I’ve said it before…despite being arguably the most qualified candidate in the field (hey Republicans…if you had a candidate that was a former Secretary of State, a former Senator, had a position with a former President of the United States that helped to set national policy during one of the most prosperous periods in U. S. history and also worked with that person as a former Governor, you’d be championing that candidate like they were the Second Coming), Clinton is carrying more baggage than the Titanic and she is trying to navigate through a glacier field that would sink a weaker politician. Although there isn’t an indictment against her for the myriad of alleged transgressions she has made (and I’m not even going to count the e-mail situation, but that is a story for another time), there are those not only with the opposition party but also in the Democratic Party that will not support Clinton. Thus, they are throwing their support behind Sanders, which might explain the 50/50 split in Iowa on Monday night.

As of Tuesday afternoon, the Democratic Party of Iowa has still not declared a winner between Clinton and Sanders. In reality, though, Sanders is the big winner while Clinton walks away with a slight victory. Sanders is showing that he can actually bring in voters to his supposedly “socialist” way of thinking – that people are ready for the progressive mindset that he espouses – while Clinton can say she held her ground and took a victory that eluded her in 2008, when she was upended by an upstart named Barack Obama.

So, when will President Cruz or President Sanders take office? Not so fast, bucko. The Iowa Caucus didn’t do a damn thing, in reality. Because the Iowa Caucus hands its delegates out by percentages (what is called a proportional allocation) and not a “winner take all” (as the March “SEC primaries” will be), this is the way that the Republican Party breaks down:

Ted Cruz                     8 delegates
Donald Trump            7 delegates
Marco Rubio               7 delegates
Ben Carson                 3 delegates
Rand Paul                   1 delegate
Jeb Bush                      1 delegate

(no other candidates received a delegate)

And for the Democrats:

Hillary Clinton            26 delegates
Bernie Sanders            21 delegates

(and don’t ask me how they can be 50/50 and Clinton get more delegates…must be that superdelegate thing)

As you can see, nothing has been decided.

The carnival now moves onto New Hampshire, where the barkers are already hawking their wares to the voters of The Granite State. Trump, licking his wounds after the Iowa disappointment, also is projected with a double-digit lead there, but it is supposedly thought a sizeable voting bloc that isn’t fascinated with the Circus of Trump is waiting in the wings to take him down.
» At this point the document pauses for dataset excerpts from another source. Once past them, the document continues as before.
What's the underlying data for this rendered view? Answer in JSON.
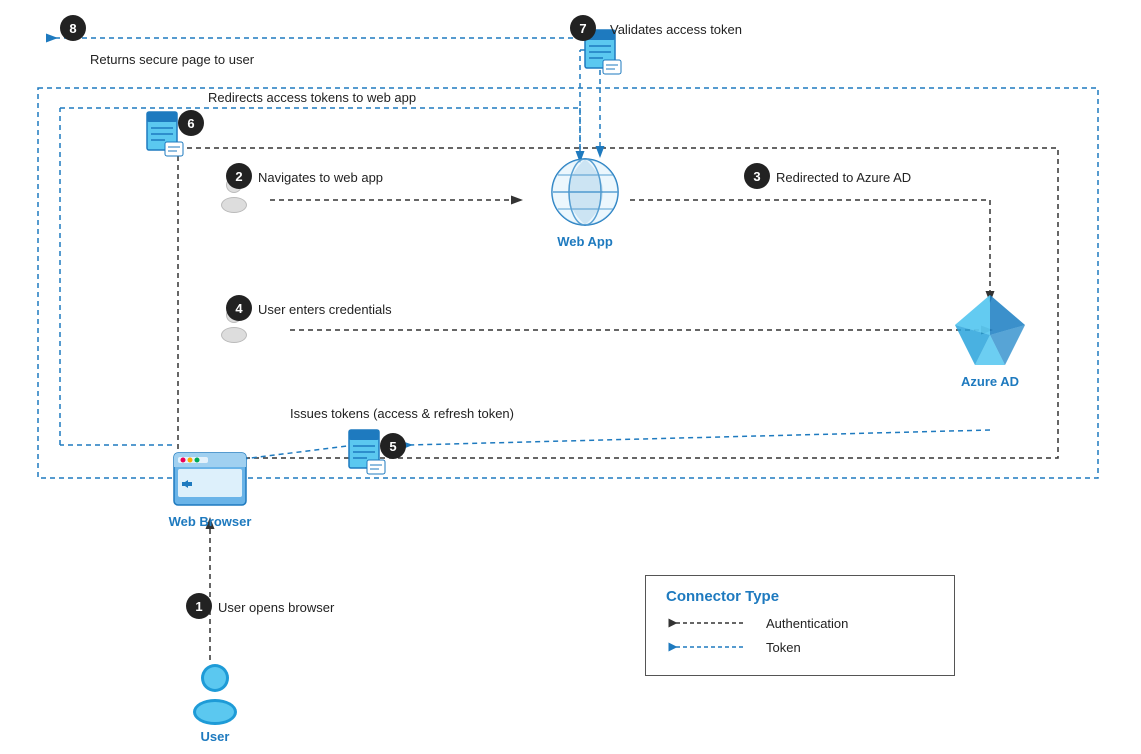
{
  "nodes": {
    "user": {
      "label": "User"
    },
    "webBrowser": {
      "label": "Web Browser"
    },
    "webApp": {
      "label": "Web App"
    },
    "azureAD": {
      "label": "Azure AD"
    }
  },
  "steps": {
    "s1": {
      "number": "1",
      "label": "User opens browser"
    },
    "s2": {
      "number": "2",
      "label": "Navigates to web app"
    },
    "s3": {
      "number": "3",
      "label": "Redirected to Azure AD"
    },
    "s4": {
      "number": "4",
      "label": "User enters credentials"
    },
    "s5": {
      "number": "5",
      "label": "Issues tokens (access & refresh token)"
    },
    "s6": {
      "number": "6",
      "label": "Redirects access tokens to web app"
    },
    "s7": {
      "number": "7",
      "label": "Validates access token"
    },
    "s8": {
      "number": "8",
      "label": "Returns secure page to user"
    }
  },
  "legend": {
    "title": "Connector Type",
    "items": [
      {
        "label": "Authentication"
      },
      {
        "label": "Token"
      }
    ]
  }
}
The reality is, however, that Trump has paid little attention to New Hampshire and has little “ground forces” there…just like what he did in Iowa that eventually doomed his candidacy. Rubio and Cruz, energized by their performances, and other candidates, such as Chris Christie, John Kasich (with the endorsement of the New York Times in his pocket) and Bush, seem to think that they can take Trump down a few more notches in New Hampshire.

For the Democrats, Clinton seems to have ceded New Hampshire to Sanders, in his Northeast backyard, and while she will contest it a bit seems to be pushing onwards to South Carolina and the March “SEC primaries” in the South, a traditional stronghold of the Clintons. She also has come to the realization that, unless she can put together a crushing set of wins in a row, she is facing a similar “delegate fight” to that which is going on in the Republican Party.

It’s just the beginning, political junkies, and it isn’t showing any signs that it will come to a close soon. Short of a seismic shift – something along the lines of Trump saying “fuck this, I’m out” (something that could conceivably happen…or his move to an Independent campaign), an indictment on Clinton, the Hellmouth opening up and sucking both parties into the Abyss – it’s going to be a battle all the way to Cleveland (Republican) and Philadelphia (Democratic)…and the fight may still rage on at the convention floor once they reach those cities.